Nigel Wilson, chief executive of insurer Legal & General, took up the cudgels at the weekend. Osborne is “repeatedly going back to the well to extract funds through a bank levy, a move which ultimately risks forcing banks to relocate outside the UK”, he said.
JP Morgan Cazenove’s bank analysts even crunched some numbers for Bill Winters, Standard Chartered’s incoming boss, to ponder. The levy will reduce the bank’s earnings by 13% in 2017, they calculate, and thus “a strong case for re-domicile is now on the table”.
Really? Where are Standard Chartered and the other supposedly put-upon banks meant to run to?
Bailed-out lenders Lloyds Banking Group and Royal Bank of Scotland are clearly going nowhere. The same, almost certainly, applies to Barclays, whose assumed flirtation with the US a few years ago was under a previous management with a greater love of Wall Street.
That leaves HSBC and Standard Chartered, the Asian-focused duo. How about Hong Kong? It’s not plausible. Changing domicile requires the board to take a 30-year view, at the minimum. If you think UK politicians are capricious, do you really trust their counterparts in the People’s Republic of China? Of course not: being regulated in a stable democracy is worth a lot to a big bank.
Singapore is the usual alternative offered by the emigration lobby. But does Singapore want to house mega-banks? Is it capable of doing so? Standard Chartered has a $725bn balance sheet, big enough to swamp the country in a 2008-style crisis. Singapore, currently reflecting on 50 years of prosperity, would surely demand capital cushions so large that they would undo most of the benefits of escaping the UK levy.
The US isn’t likely either. For both HSBC and Standard Chartered, after their run-ins with local regulators in recent years, it would be like stepping into the lion’s den.
In any case, what’s the fuss about? Osborne’s justification for raising an extra £900m a year from the bank levy seems reasonable: during the financial crisis the UK bent over backwards to support the banking industry, not only pure domestic lenders, so he would like the public purse to see a tangible benefit.
The current round of grumbling about the levy is pitched at higher volume this time. But one suspects the outcome will be the same – the banks will conclude that UK regulation is worth paying for.
First place
Good news for FirstGroup: it’s finally won a rail contract. Sort of. The contract to run the Great Western franchise until April 2019 is actually a direct award from government, rather than a victory in a competition against rival bidders.

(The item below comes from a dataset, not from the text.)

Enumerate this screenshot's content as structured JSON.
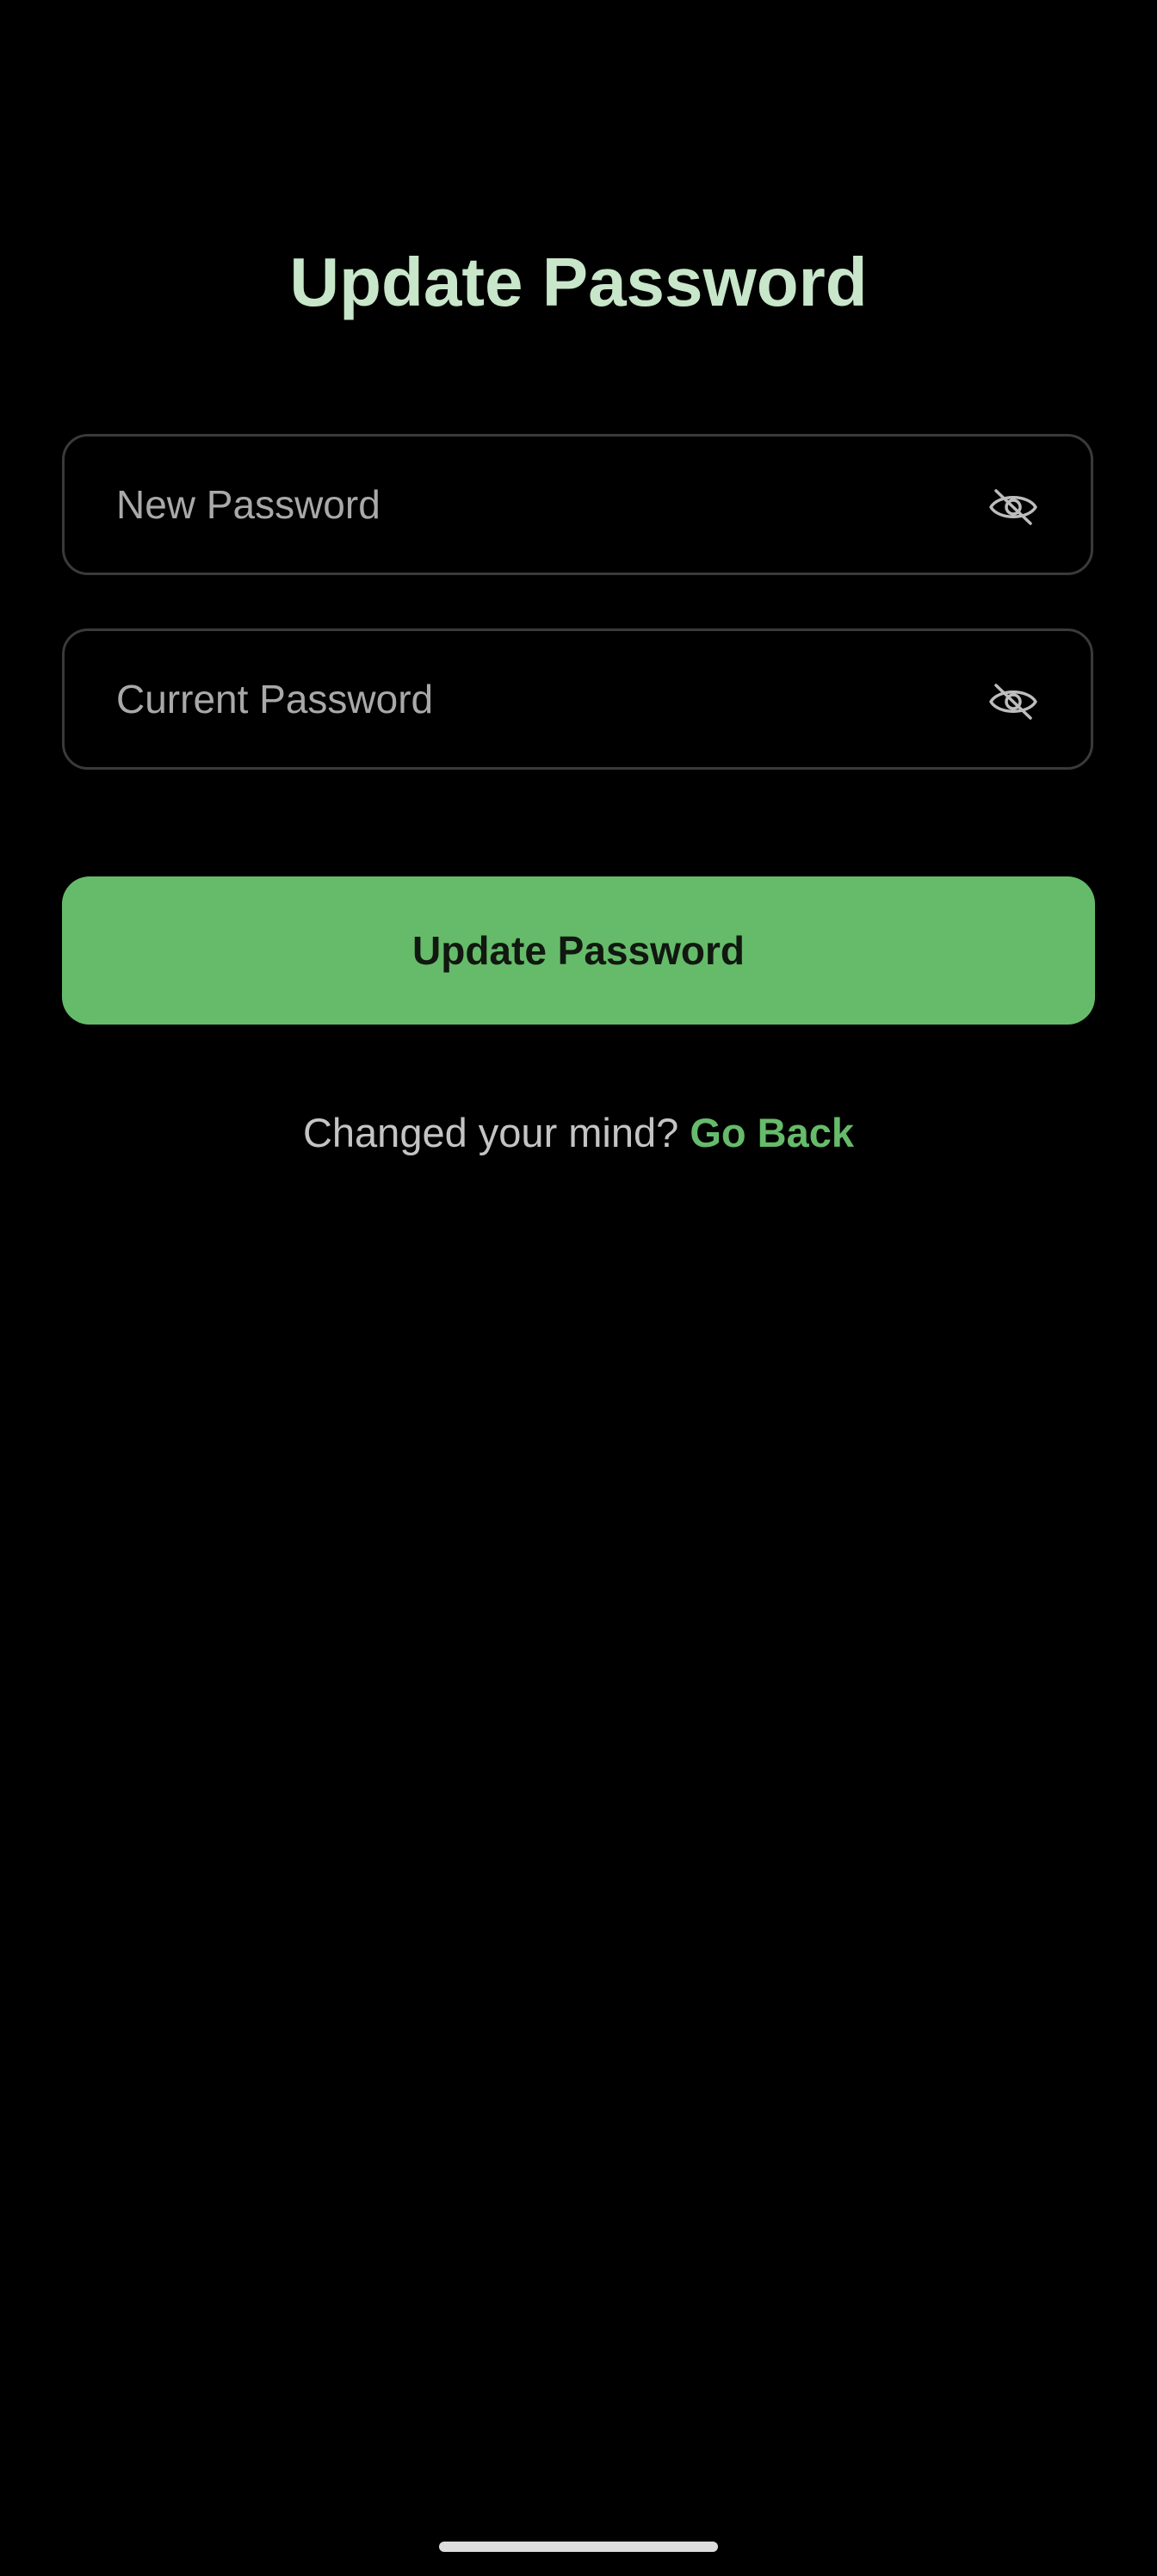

They all count, of course, and the terms on this one – just £68m to be paid in premiums – look attractive. Back in 2011 the company declined to take up an option to pay £800m over three years to keep the Great Western franchise. Its reward was a cheaper extension. Now it’s got another, thanks to the government’s desire to stick with the incumbent while the line is electrified. No wonder the shares rose 4%.
The shadow transport secretary, Michael Dugher, called it a “stitch-up” that “makes a mockery of the current franchise model”. He’s right, up to a point. The system has been shambolic since the cock-up on the west coast in 2012 when FirstGroup got the gig but Virgin successfully challenged the award.
Yet Dugher would do everybody a favour by being clearer about what he means by putting the current franchise system “in the bin” and creating a railway that is “more publicly controlled”. He’s not talking nationalisation, that much is known. And Dugher wants a public sector operator, or bidder, of some form.
But would a Labour-led government, when push comes to shove, really turn down offers from the private sector of, say, £3bn over seven years to operate the upgraded west coast line? That would be serious money. You would have to be very confident indeed that your in-house operator could do a better job.
Checking out
Morrisons has decided something called “the intelligent queue management system” is not very intelligent after all. It is binning infrared sensors and letting staff use their eyes to decide when to open and close checkouts. Call it a small victory for common sense. In fact, it’s astonishing that Morrisons persevered for six years with an obviously duff idea.